In preparation for removing the usage of the uptodate flag,
reintroduce the gmem filesystem type. We need it in order to
free the private inode information.
Signed-off-by: Paolo Bonzini <pbonzini@redhat.com>
---
include/uapi/linux/magic.h | 1 +
virt/kvm/guest_memfd.c | 117 +++++++++++++++++++++++++++++++++----
virt/kvm/kvm_main.c | 7 ++-
virt/kvm/kvm_mm.h | 8 ++-
4 files changed, 119 insertions(+), 14 deletions(-)

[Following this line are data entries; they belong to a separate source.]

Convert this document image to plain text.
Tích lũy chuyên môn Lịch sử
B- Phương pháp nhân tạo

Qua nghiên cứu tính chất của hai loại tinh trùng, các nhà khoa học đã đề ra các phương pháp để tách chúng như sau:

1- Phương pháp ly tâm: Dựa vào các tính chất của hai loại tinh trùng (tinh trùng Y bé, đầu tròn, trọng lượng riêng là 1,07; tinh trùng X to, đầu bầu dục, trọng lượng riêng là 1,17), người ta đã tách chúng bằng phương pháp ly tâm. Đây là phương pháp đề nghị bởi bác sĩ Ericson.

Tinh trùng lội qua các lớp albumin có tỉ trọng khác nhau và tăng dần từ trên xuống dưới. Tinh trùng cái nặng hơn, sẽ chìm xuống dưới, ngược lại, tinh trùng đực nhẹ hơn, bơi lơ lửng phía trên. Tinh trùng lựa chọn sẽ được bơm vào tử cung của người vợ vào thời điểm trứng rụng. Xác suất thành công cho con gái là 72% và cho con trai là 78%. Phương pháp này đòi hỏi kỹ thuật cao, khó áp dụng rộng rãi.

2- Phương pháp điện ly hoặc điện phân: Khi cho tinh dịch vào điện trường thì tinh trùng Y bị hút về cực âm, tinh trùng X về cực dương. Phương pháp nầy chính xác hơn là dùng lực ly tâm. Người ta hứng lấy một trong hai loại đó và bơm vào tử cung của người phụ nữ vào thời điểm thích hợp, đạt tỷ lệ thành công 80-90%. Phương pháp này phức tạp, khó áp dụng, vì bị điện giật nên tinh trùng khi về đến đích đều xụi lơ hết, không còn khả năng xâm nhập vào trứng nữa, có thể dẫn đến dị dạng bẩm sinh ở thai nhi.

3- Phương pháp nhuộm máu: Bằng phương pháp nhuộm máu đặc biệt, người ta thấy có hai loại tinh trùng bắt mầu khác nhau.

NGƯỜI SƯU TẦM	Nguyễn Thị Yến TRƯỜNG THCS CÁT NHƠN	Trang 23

diff --git a/include/uapi/linux/magic.h b/include/uapi/linux/magic.h
index bb575f3ab45e..d856dd6a7ed9 100644
--- a/include/uapi/linux/magic.h
+++ b/include/uapi/linux/magic.h
@@ -103,5 +103,6 @@
#define DEVMEM_MAGIC 0x454d444d /* "DMEM" */
#define SECRETMEM_MAGIC 0x5345434d /* "SECM" */
#define PID_FS_MAGIC 0x50494446 /* "PIDF" */
+#define KVM_GUEST_MEM_MAGIC 0x474d454d /* "GMEM" */
#endif /* __LINUX_MAGIC_H__ */
diff --git a/virt/kvm/guest_memfd.c b/virt/kvm/guest_memfd.c
index 8f079a61a56d..3ea5a7597fd4 100644
--- a/virt/kvm/guest_memfd.c
+++ b/virt/kvm/guest_memfd.c
@@ -4,9 +4,74 @@
#include <linux/kvm_host.h>
#include <linux/pagemap.h>
#include <linux/anon_inodes.h>
+#include <linux/pseudo_fs.h>
#include "kvm_mm.h"
+/* Do all the filesystem crap just for evict_inode... */
+
+static struct vfsmount *kvm_gmem_mnt __read_mostly;
+
+static void gmem_evict_inode(struct inode *inode)
+{
+ kvfree(inode->i_private);
+ truncate_inode_pages_final(&inode->i_data);
+ clear_inode(inode);
+}
+
+static const struct super_operations gmem_super_operations = {
+ .drop_inode = generic_delete_inode,
+ .evict_inode = gmem_evict_inode,
+ .statfs = simple_statfs,
+};
+
+static int gmem_init_fs_context(struct fs_context *fc)
+{
+ struct pseudo_fs_context *ctx = init_pseudo(fc, KVM_GUEST_MEM_MAGIC);
+ if (!ctx)
+ return -ENOMEM;
+
+ ctx->ops = &gmem_super_operations;
+ return 0;
+}
+
+static struct file_system_type kvm_gmem_fs_type = {
+ .name = "kvm_gmemfs",
+ .init_fs_context = gmem_init_fs_context,
+ .kill_sb = kill_anon_super,
+};
+
+static struct file *kvm_gmem_create_file(const char *name, const struct file_operations *fops)
+{
+ struct inode *inode;
+ struct file *file;
+
+ if (fops->owner && !try_module_get(fops->owner))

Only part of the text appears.